The news was shared by Tran Minh Tuan, deputy director of the Institute of Digital Technology and Digital Transformation under the Ministry of Science and Technology (MST), at the 28th National Conference on Electronics, Communications and Information Technology (REV-ECIT 2025) held on December 20.
Earlier, delivering opening remarks at the conference, Deputy Minister of Science and Technology Pham Duc Long said that one of the ministry’s key directions for 2026 is to continue reviewing and removing institutional bottlenecks, unlocking and effectively mobilizing resources for science, technology, and innovation. The consistent spirit of the new laws is a shift from a management mindset to a facilitation mindset, from “input management” to “output evaluation,” and from scattered investment to a focus on strategic technologies.
Building a high-performance computing (HPC) center to support the development of Vietnam’s AI in 2026–2035 is a national strategic project aimed at establishing foundational infrastructure for Vietnam’s AI in the next decade, with a total estimated budget of VND7,500 billion.
Reviewing key highlights of Vietnam’s current AI infrastructure, Tuan pointed out that the total AI infrastructure capacity nationwide as of 2024 had reached only about 51MW, while 61.2 percent of enterprises are deploying AI solutions. In addition, only 22 percent of that 61.2 percent are truly ready to fully exploit the potential of this technology.
These figures show a large gap between infrastructure supply and application demand, as well as the distance between “having AI” and “using AI proficiently.”
According to the MST’s representative, the two biggest barriers preventing Vietnamese enterprises from accessing AI are high deployment costs, with 46.7 percent of enterprises facing financial difficulties, and a shortage of in-depth AI human resources, at 43.7 percent.
These issues reveal three national-level challenges: AI infrastructure scale is far too small compared to actual demand; there is a lack of large-capacity power supply; and there are no specific standards or regulations to guide AI infrastructure development.
Meanwhile, Vietnam’s AI market is forecast to grow at about 18 percent per year from 2024 to 2030, reaching a size of $1.6 billion by 2030. This is a driving force encouraging major enterprises such as Viettel, FPT, and foreign corporations to expand AI infrastructure in Vietnam.
Bringing Vietnam into the top 3 ASEAN
The project is expected to be implemented in three phases: pilot (2026-2027), implementation (2028-2030), and completion (2031-2035). The most important milestone in the completion phase is achieving over 70 percent technological self-reliance in applications, meaning that most AI software and solutions are developed by domestic teams rather than relying on foreign products.

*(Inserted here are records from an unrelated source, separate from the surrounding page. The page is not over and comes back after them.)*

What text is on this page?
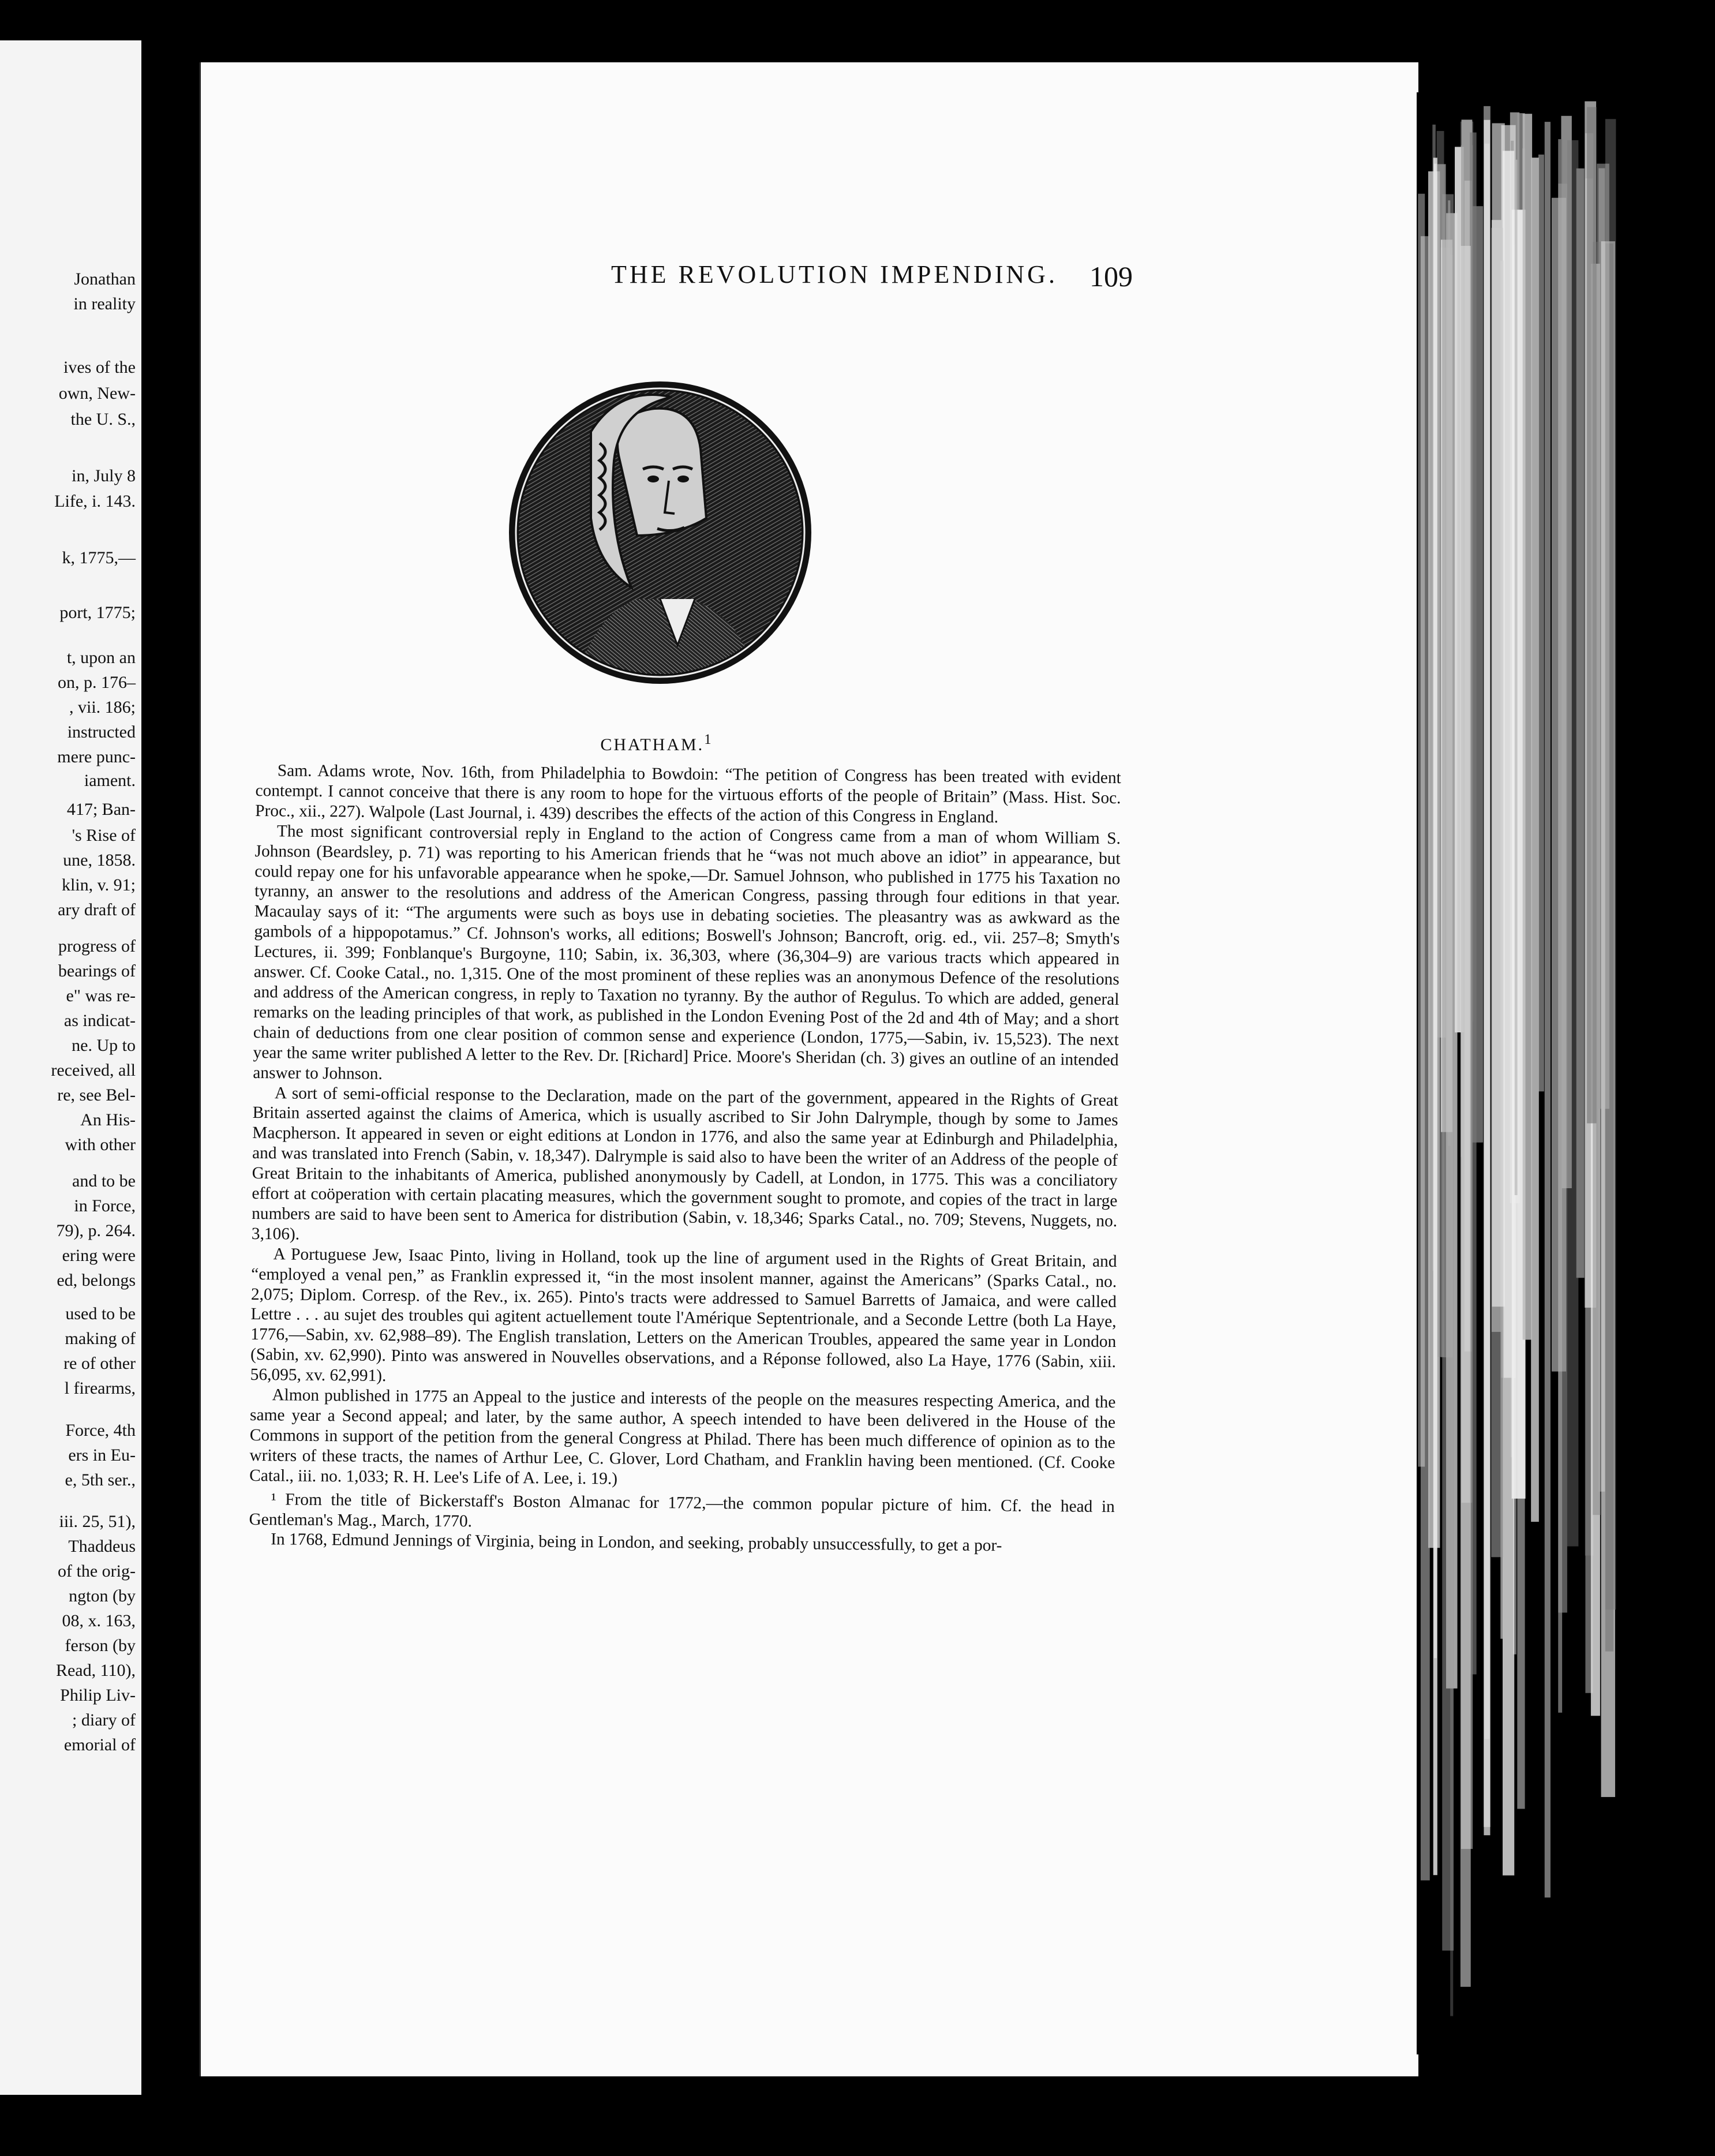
Jonathan
in reality
ives of the
own, New-
the U. S.,
in, July 8
Life, i. 143.
k, 1775,—
port, 1775;
t, upon an
on, p. 176–
, vii. 186;
instructed
mere punc-
iament.
417; Ban-
's Rise of
une, 1858.
klin, v. 91;
ary draft of
progress of
bearings of
e" was re-
as indicat-
ne. Up to
received, all
re, see Bel-
An His-
with other
and to be
in Force,
79), p. 264.
ering were
ed, belongs
used to be
making of
re of other
l firearms,
Force, 4th
ers in Eu-
e, 5th ser.,
iii. 25, 51),
Thaddeus
of the orig-
ngton (by
08, x. 163,
ferson (by
Read, 110),
Philip Liv-
; diary of
emorial of
THE REVOLUTION IMPENDING.	109
CHATHAM.$^1$

Sam. Adams wrote, Nov. 16th, from Philadelphia to Bowdoin: “The petition of Congress has been treated with evident contempt. I cannot conceive that there is any room to hope for the virtuous efforts of the people of Britain” (Mass. Hist. Soc. Proc., xii., 227). Walpole (Last Journal, i. 439) describes the effects of the action of this Congress in England.

The most significant controversial reply in England to the action of Congress came from a man of whom William S. Johnson (Beardsley, p. 71) was reporting to his American friends that he “was not much above an idiot” in appearance, but could repay one for his unfavorable appearance when he spoke,—Dr. Samuel Johnson, who published in 1775 his Taxation no tyranny, an answer to the resolutions and address of the American Congress, passing through four editions in that year. Macaulay says of it: “The arguments were such as boys use in debating societies. The pleasantry was as awkward as the gambols of a hippopotamus.” Cf. Johnson's works, all editions; Boswell's Johnson; Bancroft, orig. ed., vii. 257–8; Smyth's Lectures, ii. 399; Fonblanque's Burgoyne, 110; Sabin, ix. 36,303, where (36,304–9) are various tracts which appeared in answer. Cf. Cooke Catal., no. 1,315. One of the most prominent of these replies was an anonymous Defence of the resolutions and address of the American congress, in reply to Taxation no tyranny. By the author of Regulus. To which are added, general remarks on the leading principles of that work, as published in the London Evening Post of the 2d and 4th of May; and a short chain of deductions from one clear position of common sense and experience (London, 1775,—Sabin, iv. 15,523). The next year the same writer published A letter to the Rev. Dr. [Richard] Price. Moore's Sheridan (ch. 3) gives an outline of an intended answer to Johnson.

A sort of semi-official response to the Declaration, made on the part of the government, appeared in the Rights of Great Britain asserted against the claims of America, which is usually ascribed to Sir John Dalrymple, though by some to James Macpherson. It appeared in seven or eight editions at London in 1776, and also the same year at Edinburgh and Philadelphia, and was translated into French (Sabin, v. 18,347). Dalrymple is said also to have been the writer of an Address of the people of Great Britain to the inhabitants of America, published anonymously by Cadell, at London, in 1775. This was a conciliatory effort at coöperation with certain placating measures, which the government sought to promote, and copies of the tract in large numbers are said to have been sent to America for distribution (Sabin, v. 18,346; Sparks Catal., no. 709; Stevens, Nuggets, no. 3,106).

A Portuguese Jew, Isaac Pinto, living in Holland, took up the line of argument used in the Rights of Great Britain, and “employed a venal pen,” as Franklin expressed it, “in the most insolent manner, against the Americans” (Sparks Catal., no. 2,075; Diplom. Corresp. of the Rev., ix. 265). Pinto's tracts were addressed to Samuel Barretts of Jamaica, and were called Lettre . . . au sujet des troubles qui agitent actuellement toute l'Amérique Septentrionale, and a Seconde Lettre (both La Haye, 1776,—Sabin, xv. 62,988–89). The English translation, Letters on the American Troubles, appeared the same year in London (Sabin, xv. 62,990). Pinto was answered in Nouvelles observations, and a Réponse followed, also La Haye, 1776 (Sabin, xiii. 56,095, xv. 62,991).

Almon published in 1775 an Appeal to the justice and interests of the people on the measures respecting America, and the same year a Second appeal; and later, by the same author, A speech intended to have been delivered in the House of the Commons in support of the petition from the general Congress at Philad. There has been much difference of opinion as to the writers of these tracts, the names of Arthur Lee, C. Glover, Lord Chatham, and Franklin having been mentioned. (Cf. Cooke Catal., iii. no. 1,033; R. H. Lee's Life of A. Lee, i. 19.)

¹ From the title of Bickerstaff's Boston Almanac for 1772,—the common popular picture of him. Cf. the head in Gentleman's Mag., March, 1770.

In 1768, Edmund Jennings of Virginia, being in London, and seeking, probably unsuccessfully, to get a por-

"This autonomy not only reduces licensing and service costs but also ensures data security and technological independence, the key factors for Vietnam to truly master the AI revolution," Tuan said.
The project tasks include building HPC infrastructure, software and platforms, applications and services, data development, and human resources and ecosystems.
The project proposes assigning MST to implement an Open Data Center for AI at the National Data Center, serving AI research, training, and application with public data-sharing policies at preferential or free rates depending on the user.
There will be three data layers with increasing complexity: a foundational Vietnamese multi-domain, multi-style LLM dataset reaching 200–400 billion tokens in phase two (2028–2030); purely Vietnamese multimodal data including images, videos, and audio in phase three (2031–2035); and specialized datasets for six priority sectors: healthcare, logistics, agriculture, law, finance, and education.
The project aims to bring Vietnam into the top 3 ASEAN for HPC capacity by 2035 through training 1,000 in-depth specialists in HPC and AI, creating a human resource foundation for the sustainable development of the domestic AI industry.
The national economy is expected to reap dual benefits. On one hand, sharing computing resources instead of individual investments will help businesses and research organizations save over $100 million annually in infrastructure costs. On the other hand, the national AI infrastructure will foster the birth of two AI unicorns valued at over $1 billion each, along with more than 50 commercial AI products for domestic and export markets, contributing 0.3 percent to the national GDP, equivalent to $1.5 billion per year from AI and digital transformation activities.
The project is hoped to enhance Vietnam's basic research capacity, with scientific simulation, climate forecasting, energy, and new material development capabilities increasing by 300 percent compared to the present, enabling proactive research and reducing dependence on foreign computing centers.